There is a risk in these didactic modes that students read guidance through their misconceptions and get the wrong end of the stick. In response to the risk of spoon-feeding, a few points can be made. Firstly, in the ‘good old days’ of our own undergraduate careers where guidance was thin on the ground and we were just expected to get on with it, nearly all courses in political science and international relations were assessed by essay and exam only and there was a very limited variety of assessment for us to get our heads around. Secondly, in most entry-level jobs, graduates will not be expected to produce ‘high-stakes’ work alone; they will receive training, guidance, and will be working in teams. Thirdly, in our work as researchers, we often work as teams, discuss our work with peers, co-author publications, and build off referees’ comments. As such, it is perhaps hypocritical to expect students to perform, to showcase their talents as we would like them to be able to do, without active dialogue around the standards we expect them to meet.
Conversing about Assessment
We perhaps need to reframe giving good guidance on how to tackle assignments: rather than think of it as additional work which is taking up time and ‘pandering’ to students, assessment literacy is part of good learning and teaching. It highlights the importance of conversation between staff and students about assessment. Lots of written guidance can provide a helpful basis for student learning about assessment. But it is best used as a starting-point for an on-going dialogue where we all begin to learn how to communicate better about our expectations and confusions around assessment; and this conversation has greatest meaning within the context of our disciplinary practices. Assessment literacy is a valuable framework for us all to become more fluent in the language of assessment.

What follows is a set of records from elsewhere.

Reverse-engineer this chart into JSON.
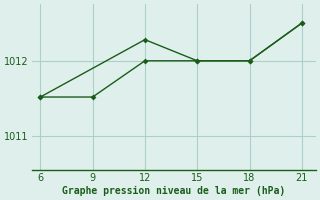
{
  "background_color": "#dff0ec",
  "line_color": "#1a5c1a",
  "grid_color": "#aecfc8",
  "xlabel": "Graphe pression niveau de la mer (hPa)",
  "xlabel_color": "#1a5c1a",
  "xticks": [
    6,
    9,
    12,
    15,
    18,
    21
  ],
  "yticks": [
    1011,
    1012
  ],
  "ylim": [
    1010.55,
    1012.75
  ],
  "xlim": [
    5.5,
    21.8
  ],
  "line1_x": [
    6,
    9,
    12,
    15,
    18,
    21
  ],
  "line1_y": [
    1011.52,
    1011.52,
    1012.0,
    1012.0,
    1012.0,
    1012.5
  ],
  "line2_x": [
    6,
    12,
    15,
    18,
    21
  ],
  "line2_y": [
    1011.52,
    1012.28,
    1012.0,
    1012.0,
    1012.5
  ]
}
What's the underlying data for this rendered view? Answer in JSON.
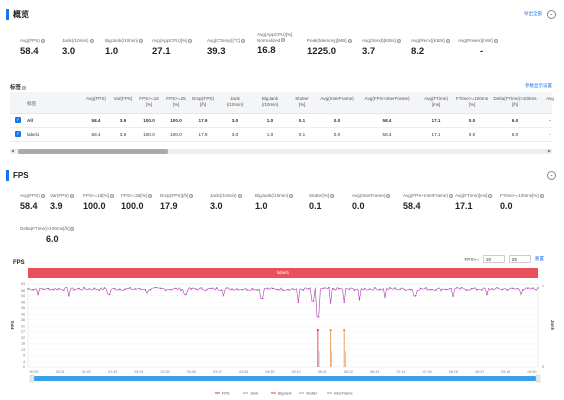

Gibbs, Graham and Claire Simpson (2004-5), Conditions Under Which Assessment Supports Students’ Learning, Learning and Teaching in Higher Education, 1, pp 3-31.
Gibbs, Graham, (2010), Using Assessment to Support Student Learning, Leeds Metropolitan University.
David Nicol & Debra Macfarlane-Dick (2006) “Formative assessment and self-regulated learning: A model and seven principles of good feedback practice” Studies in Higher Education, 31/2, pp.199-218.
Price, Margaret, Chris Rust, Berry O’Donovan, Karen Handley, Rebecca Bryant, (2012), Assessment Literacy: the foundation of improving student learning, OCSLD.
Rust Chris , Margaret Price , Berry O’Donovan (2003), Improving Students’ Learning by Developing their Understanding of Assessment Criteria and Processes, Assessment & Evaluation in Higher Education, 28/2, pp. 147-164.
Sambell, Kay and Liz McDowell (1998), ‘The Construction of the Hidden Curriculum: messages and meaning in the assessment of student learning’, Assessment and Evaluation in Higher Education, 23/4, pp. 391-402.
Stiggins, Richard, (1991), ‘Assessment Literacy’ Phi Delta Kappan, 72/7, pp. 534-39.